Type 1 DM Flashcards
what is insulitis?
lymphocytic infiltration of islets in type 1 diabetes, eventually the cells are destroyed and inactivated (islet are pancreatic cells that secrete insulin)
what condition do pure type 1 DM pts almost always start with?
insulitis
definition of Type 1 DM
lack of insulin due to autoimmune destruction of pancreatic beta cells
where is type 1 DM more common? what vitamin is linked to this type of DM?
higher latitudes than closer to the equator (young people who move from lower latitudes to higher ones are more likely to acquire the risk); vitamin D
what do you also want to look for in a patient with type 1 DM?
another autoimmune disease (hadleys note says islet cell antibodies and glutamic acid decarboxylase are present in most patients with type 1 DM)
describe the onset of type 1 DM
generally kids and young adults; acute
what are type 1 DM pts (sometimes) low c peptide levels due to?
low insulin production (destroyed beta cells)
what do you give a type 1 DM for tx? how do they monitor for dose adjustments?
exogenous insulin; they do finger stick blood sugars (FSBS) to monitor
what diabetic markers are present in DM 1 patients but not type 2?
immunologic markers (islet cell antibodies and anti glutamic acid decarboxylase)
what is latent autoimmune diabetes of adulthood? are these patients normal weight or obese? what is the end tx?

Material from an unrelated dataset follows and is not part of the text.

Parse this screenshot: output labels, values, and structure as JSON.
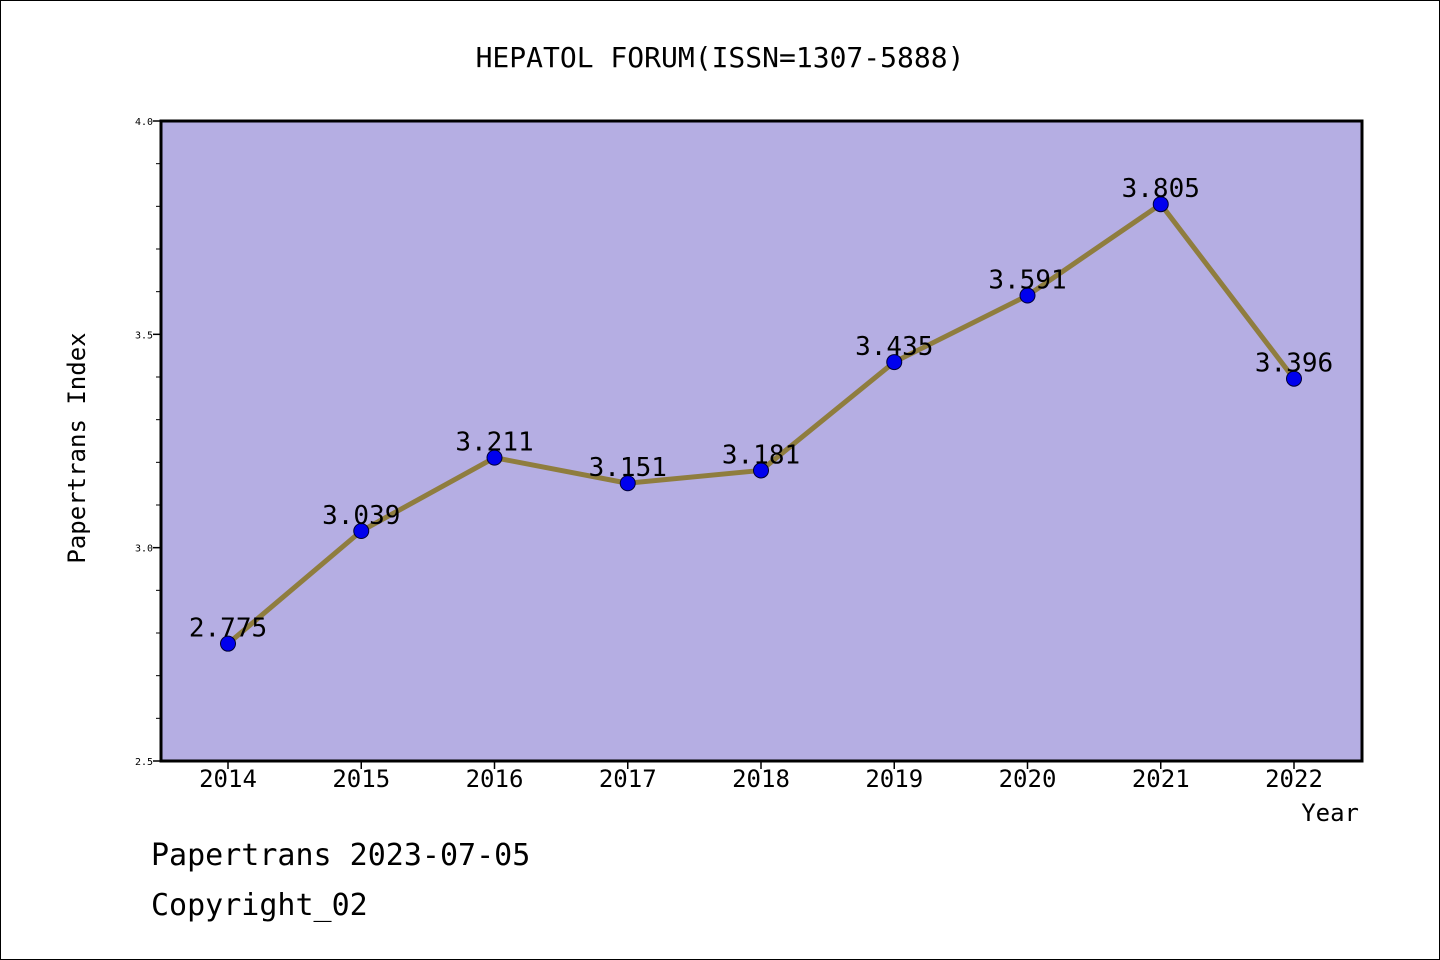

its a form of diabetes that usually occurs in young adults; more of a type 1 DM that is often misdiagnosed as DM type 2 bc C peptide levels are normal early in the disease and slower progression of islet cell destruction; pts are usually normal weight; end tx is exogenous insulin
what are the two main types of “Type 1.5” diabetes?
latent autoimmune diabetes of adulthood (LADA) and maturity onset diabetes of youth (MODY)
what is maturity onset diabetes of youth? what age people usually get it? what are these pts sensitive to?
a patient who has insulin regulation or secretion defect problems (not an autoimmune problem); young adults and genetic component; patients are sensitive to sulfonylureas but usually progress to needing insulin
what is the honeymoon effect?
once a type 1 pt starts getting exogenous insulin, the pancreas will stop secreting whatever insulin it can (gets a rest) but after it rests for awhile/hyperglycemia levels return to normal, it will kick back in and make more insulin than it did before. so we decrease the pts insulin or completely stop exogenous insulin during this time
what is the usual strategy of treating a type 1 DM pt?
first - basal bolus (basal glucose production is steady so the insulin levels the pt administers also needs to be steady)
second- administer extra insulin to account for post-prandial glucose spikes
what lab level is measured to indicate insulin synthesis?